Les alentours de Trieste méritent un coup d’œil
A 8 kilomètres de la ville, surplombant l’Adriatique, magnifiquement entouré d’un grand parc à la végétation flatteuse, le château blanc de Miramare semble sorti d'un conte de fées. Construit par l'architecte Carl Junker entre 1856 et 1860 dans un style éclectique, il combine des éléments de style baroque, roman et Renaissance. Avec ses 20 chambres conçues dans le style de l’historicisme romantique, le castello di Miramare fut la maison de vacances de l'archiduc Maximilien de Habsbourg-Lorraine et de son épouse, la princesse Charlotte de Belgique. Entre 1869 et 1896, sa nièce l’impératrice Élisabeth, plus connue sous le nom de Sissi, y séjourna 14 fois.
A une dizaine de kilomètres de Trieste se dresse le castello di Duino. Superbement restauré et surplombant le golfe de Trieste, il a été construit au XIVe siècle sur les ruines d'un avant-poste romain. En 1911 et 1912, le poète autrichien Rainer Maria Rilke y séjourna et y débuta l'écriture des Élégies de Duino.

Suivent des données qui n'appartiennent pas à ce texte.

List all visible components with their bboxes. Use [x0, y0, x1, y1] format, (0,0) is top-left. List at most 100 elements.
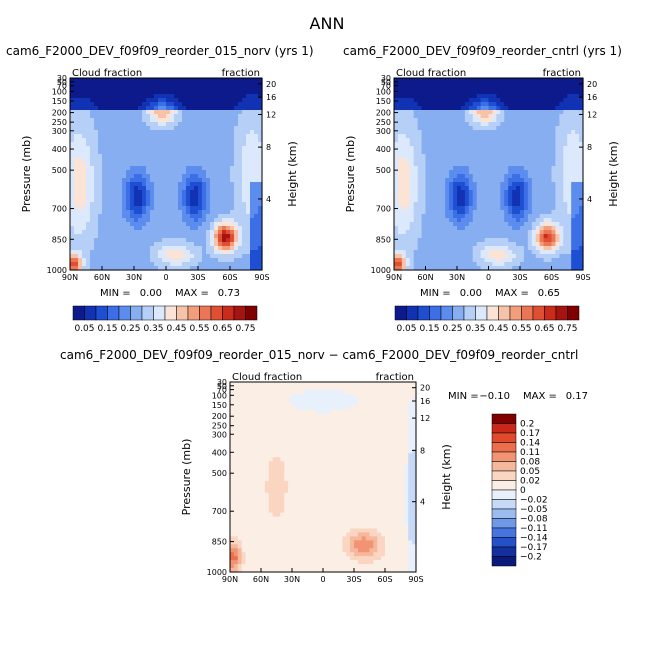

A 47 km de Trieste, Palmanova est un chef-d’œuvre d’architecture militaire. Cette ville fortifiée en forme d'étoile à 9 branches, conçue par Vincenzo Scamozzi, fut bâtie en 1593 par la République de Venise qui utilisa les dernières innovations militaires afin de se protéger de ses rivaux, les Habsbourg d’Autriche et les Turcs. Dotée de trois cercles défensifs, sa vaste place d'armes est spectaculaire. Très bien conservée, Palmanova est classée à l'Unesco depuis 2017.